Unscientific America and the popular image of science

I was intrigued but ultimately left unsatisfied by this article on Salon.com. Titled “Why America is flunking science”, the article takes on the question of why so many Americans don’t know basic facts about science. But rather than repeating the same tired claims about the uneducated masses, they consider instead the image of science presented by Hollywood and by scientists themselves. They walk through a number of examples (the well-researched but still implausible plot of Angels & Demons, Michael Crichton’s denial of global warming, the supposed link between vaccinations and autism) to demonstrate that the problem isn’t always a lack of education:

Consider vaccination. An army of aggrieved parents nationwide, likely spurred in part by Robert F. Kennedy Jr., swears today that vaccines are the reason their children developed autism, and they seem virtually impossible to convince otherwise. Scientific research has soundly refuted this contention, but every time a new study on the subject comes out, the parents and their supporters have a “scientific” answer that allows them to retain their beliefs. They get their information from the Internet, from other parents of like mind, from a few non-mainstream researchers and doctors who continue to challenge the scientific consensus, and perhaps most of all — as was much the case with Crichton and global warming — from a group of celebrities, most prominently Jenny McCarthy and Jim Carrey, who have made a cause of championing such misinformation and almost assuredly deeply believe in it.

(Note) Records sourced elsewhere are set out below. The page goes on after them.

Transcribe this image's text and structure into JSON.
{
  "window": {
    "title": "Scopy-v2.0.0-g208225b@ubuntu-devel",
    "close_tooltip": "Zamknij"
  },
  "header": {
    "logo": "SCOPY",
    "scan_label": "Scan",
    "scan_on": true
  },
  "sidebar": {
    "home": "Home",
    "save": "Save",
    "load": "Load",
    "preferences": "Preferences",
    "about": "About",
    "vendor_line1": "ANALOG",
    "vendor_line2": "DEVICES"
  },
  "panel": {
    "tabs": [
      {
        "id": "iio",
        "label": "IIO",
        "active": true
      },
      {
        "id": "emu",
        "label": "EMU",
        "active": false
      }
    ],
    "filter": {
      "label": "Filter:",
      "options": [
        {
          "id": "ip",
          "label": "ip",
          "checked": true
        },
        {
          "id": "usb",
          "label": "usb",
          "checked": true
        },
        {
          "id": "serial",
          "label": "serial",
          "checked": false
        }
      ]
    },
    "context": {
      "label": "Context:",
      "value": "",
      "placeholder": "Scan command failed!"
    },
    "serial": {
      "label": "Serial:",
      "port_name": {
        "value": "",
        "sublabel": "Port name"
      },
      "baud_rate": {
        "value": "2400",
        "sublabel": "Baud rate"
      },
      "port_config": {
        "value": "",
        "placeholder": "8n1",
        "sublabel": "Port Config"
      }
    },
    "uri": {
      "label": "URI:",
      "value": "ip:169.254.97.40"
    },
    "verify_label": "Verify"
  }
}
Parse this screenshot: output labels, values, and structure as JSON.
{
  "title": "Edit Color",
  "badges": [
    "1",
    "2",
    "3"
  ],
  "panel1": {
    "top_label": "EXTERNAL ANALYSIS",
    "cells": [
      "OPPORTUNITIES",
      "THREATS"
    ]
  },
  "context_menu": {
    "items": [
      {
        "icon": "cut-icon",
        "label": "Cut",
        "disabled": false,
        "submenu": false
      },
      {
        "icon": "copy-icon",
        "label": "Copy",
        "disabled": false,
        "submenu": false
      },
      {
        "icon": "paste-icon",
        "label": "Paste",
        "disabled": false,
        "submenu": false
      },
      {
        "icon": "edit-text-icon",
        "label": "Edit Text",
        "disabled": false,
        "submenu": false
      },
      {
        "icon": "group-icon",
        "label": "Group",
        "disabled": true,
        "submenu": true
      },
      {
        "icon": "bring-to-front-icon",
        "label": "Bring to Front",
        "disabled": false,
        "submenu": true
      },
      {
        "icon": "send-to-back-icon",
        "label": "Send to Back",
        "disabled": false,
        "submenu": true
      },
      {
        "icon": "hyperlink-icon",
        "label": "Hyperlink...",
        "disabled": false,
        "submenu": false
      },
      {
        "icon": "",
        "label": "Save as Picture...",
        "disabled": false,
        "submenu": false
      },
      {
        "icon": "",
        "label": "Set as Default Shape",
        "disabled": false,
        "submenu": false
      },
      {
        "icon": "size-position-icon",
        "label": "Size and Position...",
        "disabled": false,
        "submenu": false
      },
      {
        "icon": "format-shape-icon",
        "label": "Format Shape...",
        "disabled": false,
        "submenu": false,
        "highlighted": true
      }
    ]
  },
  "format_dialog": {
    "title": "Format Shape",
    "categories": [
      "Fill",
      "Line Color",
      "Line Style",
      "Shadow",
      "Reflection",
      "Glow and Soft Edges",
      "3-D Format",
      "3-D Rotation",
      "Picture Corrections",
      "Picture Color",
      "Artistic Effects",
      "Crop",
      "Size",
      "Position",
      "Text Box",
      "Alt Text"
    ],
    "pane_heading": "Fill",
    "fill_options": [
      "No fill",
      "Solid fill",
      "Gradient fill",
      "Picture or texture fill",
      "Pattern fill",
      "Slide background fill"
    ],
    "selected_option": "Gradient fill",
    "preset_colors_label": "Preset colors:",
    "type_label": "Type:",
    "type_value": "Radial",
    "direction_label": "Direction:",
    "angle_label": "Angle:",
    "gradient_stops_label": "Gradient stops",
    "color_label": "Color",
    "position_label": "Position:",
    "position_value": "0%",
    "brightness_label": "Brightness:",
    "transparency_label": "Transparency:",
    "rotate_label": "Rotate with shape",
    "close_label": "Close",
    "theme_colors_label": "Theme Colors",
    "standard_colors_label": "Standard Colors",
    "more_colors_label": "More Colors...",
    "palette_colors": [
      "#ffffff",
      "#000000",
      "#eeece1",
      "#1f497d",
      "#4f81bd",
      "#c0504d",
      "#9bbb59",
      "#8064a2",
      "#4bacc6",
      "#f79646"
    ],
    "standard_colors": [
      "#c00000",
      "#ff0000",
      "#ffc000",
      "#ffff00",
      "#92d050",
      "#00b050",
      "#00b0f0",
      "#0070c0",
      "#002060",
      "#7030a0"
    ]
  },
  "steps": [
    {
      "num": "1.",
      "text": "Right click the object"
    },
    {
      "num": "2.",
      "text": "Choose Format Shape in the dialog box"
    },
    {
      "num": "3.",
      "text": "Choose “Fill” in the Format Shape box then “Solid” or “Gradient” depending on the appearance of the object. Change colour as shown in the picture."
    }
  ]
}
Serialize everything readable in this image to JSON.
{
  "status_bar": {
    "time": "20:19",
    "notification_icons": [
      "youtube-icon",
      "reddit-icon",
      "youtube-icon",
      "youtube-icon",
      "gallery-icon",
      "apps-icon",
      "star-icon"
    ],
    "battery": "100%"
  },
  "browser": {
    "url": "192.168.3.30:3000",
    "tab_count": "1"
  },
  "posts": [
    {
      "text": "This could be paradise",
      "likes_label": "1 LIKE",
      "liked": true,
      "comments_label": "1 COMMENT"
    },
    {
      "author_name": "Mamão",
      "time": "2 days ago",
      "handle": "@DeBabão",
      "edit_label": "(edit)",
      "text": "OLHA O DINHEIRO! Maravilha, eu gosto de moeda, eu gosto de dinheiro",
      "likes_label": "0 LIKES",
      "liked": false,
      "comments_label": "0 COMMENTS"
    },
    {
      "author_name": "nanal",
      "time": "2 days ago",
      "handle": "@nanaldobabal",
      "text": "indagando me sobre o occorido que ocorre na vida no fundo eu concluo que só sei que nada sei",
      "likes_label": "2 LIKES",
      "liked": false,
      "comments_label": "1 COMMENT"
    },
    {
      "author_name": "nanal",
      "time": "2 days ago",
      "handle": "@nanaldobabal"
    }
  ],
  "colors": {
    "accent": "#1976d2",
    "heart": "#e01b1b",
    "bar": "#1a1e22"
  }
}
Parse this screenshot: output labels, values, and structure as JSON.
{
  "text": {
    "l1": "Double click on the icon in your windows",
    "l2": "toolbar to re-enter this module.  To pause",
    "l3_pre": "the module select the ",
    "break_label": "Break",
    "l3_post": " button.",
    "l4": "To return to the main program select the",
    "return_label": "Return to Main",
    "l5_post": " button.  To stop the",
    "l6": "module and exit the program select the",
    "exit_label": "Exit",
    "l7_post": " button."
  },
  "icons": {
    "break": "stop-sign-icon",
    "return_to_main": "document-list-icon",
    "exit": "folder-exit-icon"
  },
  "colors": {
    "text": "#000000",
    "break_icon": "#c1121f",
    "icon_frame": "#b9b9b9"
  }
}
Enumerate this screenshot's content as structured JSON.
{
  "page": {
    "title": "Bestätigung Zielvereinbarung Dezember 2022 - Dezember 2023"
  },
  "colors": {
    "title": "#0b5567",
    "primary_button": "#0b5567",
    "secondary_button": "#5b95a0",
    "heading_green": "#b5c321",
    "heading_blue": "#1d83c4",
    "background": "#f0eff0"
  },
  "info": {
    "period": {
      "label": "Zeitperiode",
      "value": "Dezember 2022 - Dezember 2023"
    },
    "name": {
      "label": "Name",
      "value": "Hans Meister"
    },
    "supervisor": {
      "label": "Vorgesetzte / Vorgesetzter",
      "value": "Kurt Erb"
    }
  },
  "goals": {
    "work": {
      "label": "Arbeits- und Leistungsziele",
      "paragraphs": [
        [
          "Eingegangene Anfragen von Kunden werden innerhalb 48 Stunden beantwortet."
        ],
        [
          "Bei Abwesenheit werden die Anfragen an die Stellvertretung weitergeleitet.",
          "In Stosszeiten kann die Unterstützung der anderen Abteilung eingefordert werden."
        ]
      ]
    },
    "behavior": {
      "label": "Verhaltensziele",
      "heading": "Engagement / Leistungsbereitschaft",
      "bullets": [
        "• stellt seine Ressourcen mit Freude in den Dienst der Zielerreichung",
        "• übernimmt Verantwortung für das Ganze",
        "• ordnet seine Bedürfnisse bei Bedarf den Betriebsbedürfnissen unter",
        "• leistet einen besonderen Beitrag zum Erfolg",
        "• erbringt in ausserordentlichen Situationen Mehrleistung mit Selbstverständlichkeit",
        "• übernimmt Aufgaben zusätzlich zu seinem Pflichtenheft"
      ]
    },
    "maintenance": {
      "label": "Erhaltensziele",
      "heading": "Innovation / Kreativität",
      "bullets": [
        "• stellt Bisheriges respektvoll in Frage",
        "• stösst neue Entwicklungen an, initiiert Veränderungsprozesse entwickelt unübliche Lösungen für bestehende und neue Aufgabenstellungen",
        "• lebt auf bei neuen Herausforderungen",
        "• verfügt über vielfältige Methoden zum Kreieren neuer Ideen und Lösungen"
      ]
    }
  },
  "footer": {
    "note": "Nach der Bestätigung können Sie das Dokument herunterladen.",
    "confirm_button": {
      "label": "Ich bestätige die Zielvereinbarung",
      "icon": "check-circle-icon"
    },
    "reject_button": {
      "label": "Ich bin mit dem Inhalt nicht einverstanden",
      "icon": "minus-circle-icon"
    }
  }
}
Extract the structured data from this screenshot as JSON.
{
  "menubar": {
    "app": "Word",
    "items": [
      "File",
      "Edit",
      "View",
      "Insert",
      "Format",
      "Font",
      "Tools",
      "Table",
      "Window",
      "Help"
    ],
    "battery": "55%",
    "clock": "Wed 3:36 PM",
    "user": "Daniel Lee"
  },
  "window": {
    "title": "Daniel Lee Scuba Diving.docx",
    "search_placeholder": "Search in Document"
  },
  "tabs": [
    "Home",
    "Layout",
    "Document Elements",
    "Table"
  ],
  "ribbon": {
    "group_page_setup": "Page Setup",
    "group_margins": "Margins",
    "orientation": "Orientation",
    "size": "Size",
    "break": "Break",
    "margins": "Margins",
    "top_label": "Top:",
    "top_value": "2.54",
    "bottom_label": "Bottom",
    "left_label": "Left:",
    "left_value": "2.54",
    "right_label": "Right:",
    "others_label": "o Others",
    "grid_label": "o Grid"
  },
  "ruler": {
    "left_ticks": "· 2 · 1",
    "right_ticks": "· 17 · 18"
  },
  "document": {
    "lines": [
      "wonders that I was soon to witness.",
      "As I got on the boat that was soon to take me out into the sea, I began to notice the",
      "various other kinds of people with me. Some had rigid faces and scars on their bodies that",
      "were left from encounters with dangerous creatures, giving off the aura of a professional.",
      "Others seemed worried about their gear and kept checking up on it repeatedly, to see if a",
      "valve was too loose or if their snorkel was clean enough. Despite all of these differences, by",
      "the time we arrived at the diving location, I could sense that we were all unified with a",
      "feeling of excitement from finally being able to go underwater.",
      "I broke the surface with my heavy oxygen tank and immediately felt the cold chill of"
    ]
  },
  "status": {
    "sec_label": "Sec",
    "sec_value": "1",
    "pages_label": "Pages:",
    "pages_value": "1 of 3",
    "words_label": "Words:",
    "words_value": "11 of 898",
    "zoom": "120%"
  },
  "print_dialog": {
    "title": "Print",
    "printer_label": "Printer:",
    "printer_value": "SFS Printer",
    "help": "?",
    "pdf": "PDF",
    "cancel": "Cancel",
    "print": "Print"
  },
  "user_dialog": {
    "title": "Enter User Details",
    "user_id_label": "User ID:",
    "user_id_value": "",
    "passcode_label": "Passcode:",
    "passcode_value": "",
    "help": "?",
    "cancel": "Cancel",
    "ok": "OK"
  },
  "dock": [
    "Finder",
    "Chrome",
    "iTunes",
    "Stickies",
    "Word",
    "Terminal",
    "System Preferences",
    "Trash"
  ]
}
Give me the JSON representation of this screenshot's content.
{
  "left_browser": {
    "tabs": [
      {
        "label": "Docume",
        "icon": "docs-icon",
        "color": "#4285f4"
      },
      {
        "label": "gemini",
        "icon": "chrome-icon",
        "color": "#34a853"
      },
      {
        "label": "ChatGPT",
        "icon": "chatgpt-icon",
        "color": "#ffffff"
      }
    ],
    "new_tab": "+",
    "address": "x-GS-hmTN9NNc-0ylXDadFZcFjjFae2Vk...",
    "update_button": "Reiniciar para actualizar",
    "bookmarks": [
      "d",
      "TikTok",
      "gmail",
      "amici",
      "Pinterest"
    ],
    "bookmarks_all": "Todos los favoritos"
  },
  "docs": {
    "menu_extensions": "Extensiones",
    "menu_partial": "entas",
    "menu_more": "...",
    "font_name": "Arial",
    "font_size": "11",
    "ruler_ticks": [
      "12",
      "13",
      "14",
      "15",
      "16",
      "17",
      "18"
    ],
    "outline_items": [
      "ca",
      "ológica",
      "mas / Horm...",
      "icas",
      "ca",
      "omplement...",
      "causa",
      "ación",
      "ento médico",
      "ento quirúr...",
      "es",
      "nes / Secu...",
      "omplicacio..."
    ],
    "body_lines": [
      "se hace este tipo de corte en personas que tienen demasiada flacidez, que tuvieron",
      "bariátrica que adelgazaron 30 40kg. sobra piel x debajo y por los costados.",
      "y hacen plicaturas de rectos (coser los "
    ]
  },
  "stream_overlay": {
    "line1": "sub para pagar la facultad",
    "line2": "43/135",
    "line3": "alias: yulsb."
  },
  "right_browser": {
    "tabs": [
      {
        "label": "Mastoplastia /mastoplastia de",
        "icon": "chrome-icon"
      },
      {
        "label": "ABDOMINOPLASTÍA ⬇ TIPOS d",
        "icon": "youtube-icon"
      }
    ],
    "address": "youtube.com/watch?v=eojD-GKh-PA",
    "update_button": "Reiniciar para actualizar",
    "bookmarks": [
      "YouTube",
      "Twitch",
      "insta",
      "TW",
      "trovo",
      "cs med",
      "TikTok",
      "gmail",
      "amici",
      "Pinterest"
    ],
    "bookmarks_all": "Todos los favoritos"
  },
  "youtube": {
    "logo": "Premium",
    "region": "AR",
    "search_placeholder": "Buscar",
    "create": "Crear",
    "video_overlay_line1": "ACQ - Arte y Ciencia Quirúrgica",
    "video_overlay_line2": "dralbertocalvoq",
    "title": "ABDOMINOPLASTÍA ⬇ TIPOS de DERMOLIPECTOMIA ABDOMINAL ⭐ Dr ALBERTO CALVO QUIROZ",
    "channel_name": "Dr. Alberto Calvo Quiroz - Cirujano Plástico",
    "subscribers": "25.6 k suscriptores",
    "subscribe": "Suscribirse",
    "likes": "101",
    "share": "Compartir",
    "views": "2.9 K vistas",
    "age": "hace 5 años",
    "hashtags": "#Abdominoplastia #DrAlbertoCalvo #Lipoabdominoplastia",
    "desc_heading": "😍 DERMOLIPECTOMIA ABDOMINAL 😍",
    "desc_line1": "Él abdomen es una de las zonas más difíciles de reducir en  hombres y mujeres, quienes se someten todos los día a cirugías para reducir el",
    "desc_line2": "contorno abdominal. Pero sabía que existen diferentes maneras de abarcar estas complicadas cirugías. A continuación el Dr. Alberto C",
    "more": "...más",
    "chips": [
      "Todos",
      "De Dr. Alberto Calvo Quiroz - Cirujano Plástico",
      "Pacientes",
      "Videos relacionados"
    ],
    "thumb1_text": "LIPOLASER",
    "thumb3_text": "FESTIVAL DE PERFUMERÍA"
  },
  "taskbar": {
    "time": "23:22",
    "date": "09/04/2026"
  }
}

Yet the parents who listen to McCarthy and Carrey — rather than the CDC and the FDA and the National Academy of Sciences’ Institute of Medicine — tend to be well-to-do and highly educated. Calling them “ignorant” is hardly accurate. After all, they’ve probably done far more independent research on a scientific topic that interests and affects them than most other Americans have. Like Crichton, they may be misusing their intelligence, but it’s not as though they don’t have any to begin with. Perhaps Mark Twain put it best: “The trouble with the world is not that people know too little, but that they know so many things that ain’t so.”

While I’m highly sympathetic to the take-home message that we should be paying more attention to the popular portrayal of science, I found the article incomplete in significant ways. Most importantly, I’m not convinced that the portrayal of science in Hollywood is as big a problem as they make it out to be. The spread of misinformation by celebritites, yes, certainly problematic. But to rail against the archetype of the mad scientist in fiction seems like an overreaction. The relation between this image of science, and the fact that even educated people are confused about science, seems more nuanced than the article presents. When we consider educated people who are being misled about scientific problems, isn’t the problem exactly that they do care about science but don’t know how to recognize reliable information? This is very different from the problem of avoiding science altogether because of unfavorable stereotypes.

While the article discusses some new institutions that are trying to tackle the image problem, it doesn’t give any concrete suggestions about what individual scientists can do to improve the image of science. Fortunately, the authors, Chris Mooney and Sheril Kirshenbaum, have just released a book, Unscientific America: How Scientific Illiteracy Threatens our Future, dealing with themes like those in this article. I’m very much looking forward to reading it.

If you’re interested in this topic, you might also want to follow Mooney and Kirshenbaum’s blog, The Intersection, where they are currently engaged in a high-profile debate with Pharyngula’s PZ Meyers.